Why is Higgins so good at taking charge? Because he's so good at running projects. He joined the bank five years ago as a vice president in charge of project management in the payment-services division. He found 130 projects, each one in a state of disarray. He gathered his top project leaders and handed them a stack of blank index cards. He gave them a week to complete a simple exercise - to write the name of every project they knew about on one side of a card, and a few sentences describing it on the other side. Then the leaders "showed their cards." Their conclusion: 30% of the group's projects were duplicating work being done by other projects. "I got a camera, stood on a chair, and took a picture of the table with the cards on it," Higgins says. "The photo became our work program."

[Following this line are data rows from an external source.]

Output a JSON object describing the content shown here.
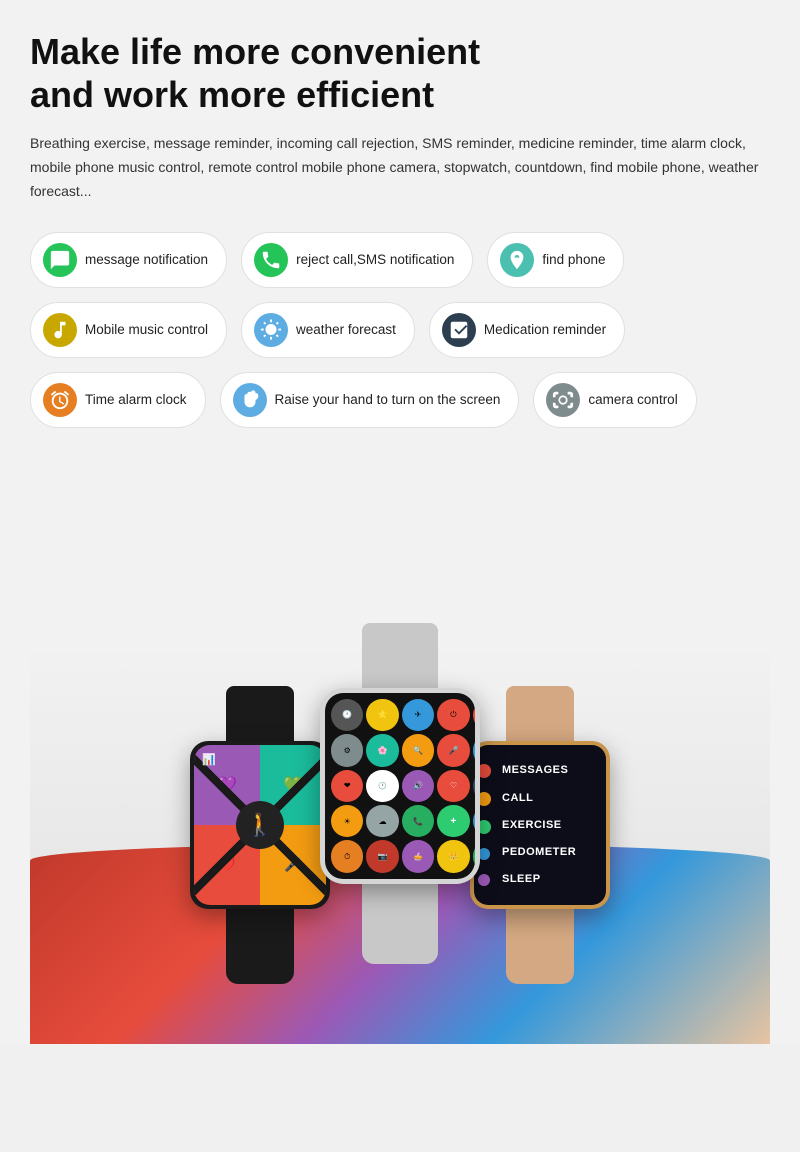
{
  "header": {
    "title_line1": "Make life more convenient",
    "title_line2": "and work more efficient",
    "description": "Breathing exercise, message reminder, incoming call rejection, SMS reminder, medicine reminder, time alarm clock, mobile phone music control, remote control mobile phone camera, stopwatch, countdown, find mobile phone, weather forecast..."
  },
  "features": {
    "row1": [
      {
        "label": "message notification",
        "icon": "💬",
        "bg": "green"
      },
      {
        "label": "reject call,SMS notification",
        "icon": "📞",
        "bg": "green2"
      },
      {
        "label": "find phone",
        "icon": "🎯",
        "bg": "teal"
      }
    ],
    "row2": [
      {
        "label": "Mobile music control",
        "icon": "🎵",
        "bg": "purple"
      },
      {
        "label": "weather forecast",
        "icon": "🌤",
        "bg": "blue"
      },
      {
        "label": "Medication reminder",
        "icon": "💊",
        "bg": "dark"
      }
    ],
    "row3": [
      {
        "label": "Time alarm clock",
        "icon": "⏰",
        "bg": "orange"
      },
      {
        "label": "Raise your hand to turn on the screen",
        "icon": "✋",
        "bg": "lightblue"
      },
      {
        "label": "camera control",
        "icon": "📷",
        "bg": "gray"
      }
    ]
  },
  "watches": {
    "left": {
      "band_color": "#1a1a1a",
      "menu": []
    },
    "middle": {
      "band_color": "#c8c8c8"
    },
    "right": {
      "band_color": "#d4a882",
      "menu_items": [
        "MESSAGES",
        "CALL",
        "EXERCISE",
        "PEDOMETER",
        "SLEEP"
      ]
    }
  }
}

That story is vintage Higgins. "Project leaders are accountable for results, even when they have little direct authority over the resources they need," he says. "That's great training for all leaders. Management today is about managing change. The skills you learn in project management are relevant to every aspect of business."

And his own story bears out that argument. He joined the bank to run a team of 8 project managers. Within three years, he was running a team of 140 project managers, with a combined budget of $100 million. Then he developed a training program that 300 of the bank's project managers have gone through. And recently he took his first line job: He runs a huge operation - 2,500 people in 46 locations - that literally follows the money inside BankAmerica.

What are Higgins's action items for keeping projects on track? First, he says, spend less time "doing" and more time "planning." Higgins warns that teams are often too quick to act and too slow to think. "If you spend enough time planning," he says, "execution time can be very short. If you work on the fly, you do things fast. But you may do the wrong things - which slows down the project."

Recently, for example, Higgins led a 500-person team that had one year to develop a system for BankAmerica to accept deposits across state lines. Everyone was eager to "get to work." But Higgins insisted that the team devote six months to planning the system, evaluating business implications, and anticipating technical challenges - all before it wrote a single line of code. After writing the code, the team spent three months testing and refining it. "My approach is 50% planning, 25% doing, and 25% testing and training. It's a magic formula around here."

Higgins has a second piece of advice: Remember that different projects have lots in common. Project teams often face one-of-a-kind challenges: developing new products, entering unfamiliar markets. But not every challenge, says Higgins, requires a unique plan of operation.